Quantization techniques such as BitsAndBytes, AWQ, and GPTQ are widely used as a standard method in deploying large language models but often degrades accuracy when using low-bit representations, e.g., 4 bits. Low-rank correction methods (e.g., LQER, QERA, ASER) has been proposed to mitigate this issue, however, they restore all layers and insert error-correction modules into every decoder block, which increases latency and memory overhead. To address this limitation, we propose GlowQ, a group-shared low-rank approximation for quantized LLMs that caches a single shared right factor per input-sharing group and restores only the groups or layers that yield the highest accuracy benefit. GlowQ computes the high-precision projection once per input-sharing group and reuses it across its modules, reducing parameter and memory overhead, and retaining the expressivity of layer-specific corrections. We also propose a selective variant, GlowQ-S, that applies the cached shared module only where it provides the largest benefit. Compared with strong baselines, our approach reduces TTFB by (5.6%) and increases throughput by (9.6%) on average, while reducing perplexity on WikiText-2 by (0.17%) and increasing downstream accuracy by 0.42 percentage points. The selective model GlowQ-S further reduces latency, cutting TTFB by (23.4%) and increasing throughput by (37.4%), while maintaining accuracy within 0.2 percentage points on average.

Paper Structure

This paper contains 84 sections, 66 equations, 13 figures, 21 tables, 1 algorithm.

Figures (13)

  • Figure 1: GlowQ Overview
  • Figure 2: Input spectrum and energy-capture measurements. (a) We stream calibration samples through the model, collect the input activations at the target layer, and plot the eigenvalue spectrum of the empirical input covariance for the QKV and MLP groups, revealing a heavy-tailed profile. (b) The same spectra plotted in $\log_{10}\lambda_r$--$\log_{10} r$ coordinates; dotted lines show least-squares fits over the approximately linear tail region, indicating power-law decay $\lambda_r \propto r^{-\alpha}$ with exponents $\alpha_{\text{MLP}} \approx 0.77$ and $\alpha_{\text{QKV}} \approx 1.19$. (c-d) For each group, we vertically stack the quantization-error matrices and plot the cumulative fraction of Frobenius energy recovered by the best rank-$r$ approximation.

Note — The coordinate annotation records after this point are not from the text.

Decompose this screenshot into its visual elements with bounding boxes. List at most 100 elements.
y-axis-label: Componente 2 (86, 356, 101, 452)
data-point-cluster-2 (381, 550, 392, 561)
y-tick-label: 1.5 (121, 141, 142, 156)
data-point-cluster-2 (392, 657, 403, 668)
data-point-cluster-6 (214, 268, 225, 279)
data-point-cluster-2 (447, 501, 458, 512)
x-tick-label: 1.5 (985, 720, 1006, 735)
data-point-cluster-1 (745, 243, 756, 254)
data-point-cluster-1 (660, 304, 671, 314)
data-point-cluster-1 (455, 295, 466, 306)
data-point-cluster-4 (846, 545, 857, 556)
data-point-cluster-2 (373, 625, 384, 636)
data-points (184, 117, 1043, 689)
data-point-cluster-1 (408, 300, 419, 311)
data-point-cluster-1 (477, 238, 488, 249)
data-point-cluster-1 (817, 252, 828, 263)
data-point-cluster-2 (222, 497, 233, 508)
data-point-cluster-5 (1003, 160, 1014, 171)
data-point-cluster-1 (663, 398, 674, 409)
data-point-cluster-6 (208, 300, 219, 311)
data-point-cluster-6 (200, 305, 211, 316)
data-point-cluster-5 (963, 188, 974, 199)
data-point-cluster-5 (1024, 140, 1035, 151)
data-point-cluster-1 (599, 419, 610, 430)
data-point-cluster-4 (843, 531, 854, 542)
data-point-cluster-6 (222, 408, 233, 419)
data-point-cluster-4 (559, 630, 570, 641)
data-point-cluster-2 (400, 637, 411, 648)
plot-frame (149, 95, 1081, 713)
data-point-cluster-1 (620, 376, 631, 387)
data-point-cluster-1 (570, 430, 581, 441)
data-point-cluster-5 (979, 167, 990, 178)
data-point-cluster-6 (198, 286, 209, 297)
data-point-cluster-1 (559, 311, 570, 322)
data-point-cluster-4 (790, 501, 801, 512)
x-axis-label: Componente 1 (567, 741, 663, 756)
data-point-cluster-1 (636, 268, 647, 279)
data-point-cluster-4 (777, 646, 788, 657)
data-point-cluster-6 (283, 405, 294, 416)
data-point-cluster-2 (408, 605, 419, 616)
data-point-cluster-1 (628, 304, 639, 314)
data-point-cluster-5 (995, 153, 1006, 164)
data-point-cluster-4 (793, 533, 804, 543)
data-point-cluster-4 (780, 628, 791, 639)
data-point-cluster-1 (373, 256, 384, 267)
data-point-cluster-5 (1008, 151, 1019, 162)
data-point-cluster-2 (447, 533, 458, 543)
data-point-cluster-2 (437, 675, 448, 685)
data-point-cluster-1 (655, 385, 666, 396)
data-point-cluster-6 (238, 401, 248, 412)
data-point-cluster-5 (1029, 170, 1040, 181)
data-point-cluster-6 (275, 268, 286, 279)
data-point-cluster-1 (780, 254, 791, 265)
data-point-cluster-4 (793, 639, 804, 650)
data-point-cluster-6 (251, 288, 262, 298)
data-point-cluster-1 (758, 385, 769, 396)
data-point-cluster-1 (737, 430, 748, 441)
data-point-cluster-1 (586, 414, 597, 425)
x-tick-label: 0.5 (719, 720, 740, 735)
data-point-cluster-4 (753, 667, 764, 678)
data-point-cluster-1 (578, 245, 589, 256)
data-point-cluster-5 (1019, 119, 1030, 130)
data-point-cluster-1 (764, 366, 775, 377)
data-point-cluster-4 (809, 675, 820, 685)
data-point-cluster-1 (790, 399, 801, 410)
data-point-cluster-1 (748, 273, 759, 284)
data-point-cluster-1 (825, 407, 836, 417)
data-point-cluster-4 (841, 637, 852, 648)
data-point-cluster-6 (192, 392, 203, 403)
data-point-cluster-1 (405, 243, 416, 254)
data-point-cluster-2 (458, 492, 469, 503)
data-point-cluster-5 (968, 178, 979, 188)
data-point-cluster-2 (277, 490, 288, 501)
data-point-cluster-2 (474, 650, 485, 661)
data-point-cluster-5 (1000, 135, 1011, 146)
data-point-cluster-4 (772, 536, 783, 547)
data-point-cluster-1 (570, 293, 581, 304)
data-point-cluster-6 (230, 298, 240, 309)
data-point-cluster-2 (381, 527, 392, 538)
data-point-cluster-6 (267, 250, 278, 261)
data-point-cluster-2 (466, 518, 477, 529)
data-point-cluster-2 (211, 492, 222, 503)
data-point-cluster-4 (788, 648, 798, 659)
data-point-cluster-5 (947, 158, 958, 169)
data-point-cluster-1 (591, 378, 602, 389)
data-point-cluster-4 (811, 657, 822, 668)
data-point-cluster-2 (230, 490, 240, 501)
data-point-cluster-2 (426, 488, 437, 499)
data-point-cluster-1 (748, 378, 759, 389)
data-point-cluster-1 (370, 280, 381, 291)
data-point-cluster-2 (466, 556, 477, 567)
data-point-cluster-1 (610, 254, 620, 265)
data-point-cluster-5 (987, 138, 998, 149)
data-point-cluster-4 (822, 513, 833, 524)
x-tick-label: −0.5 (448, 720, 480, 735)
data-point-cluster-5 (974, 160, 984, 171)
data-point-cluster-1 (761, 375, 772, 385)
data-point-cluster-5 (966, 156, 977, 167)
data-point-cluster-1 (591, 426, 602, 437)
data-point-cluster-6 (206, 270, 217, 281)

We show both the unweighted baseline (No cov) and the covariance-aligned variant that weights errors by the observed inputs (Cov align). Horizontal dashed lines mark 90% and 95% energy capture.
  • Figure 3: Perplexity (PPL) and time-to-first-byte (TTFB) versus the fraction of restored groups.
  • Figure 4: Comparison of memory and performance trade-off. (a) Memory overhead of different methods. (b) PPL at equal memory budget.
  • Figure 5: Whitening vs. non-whitening alignment matrices. For LLaMA 3.2-3B, we estimate a shared right basis $B_{\text{shared}}$ from the stacked error either without covariance weighting ($E_{\mathrm{cat}}$, left panels) or with covariance-aware whitening ($E_{\mathrm{cat}}\Sigma_x^{1/2}$, right panels). Each heatmap shows the absolute basis alignment between $\mathrm{row}(B_{\text{shared}})$ and the per-module right subspace for Q, K, V; brighter values denote larger absolute inner products. DiagScore and Affinity summaries are reported in the main text.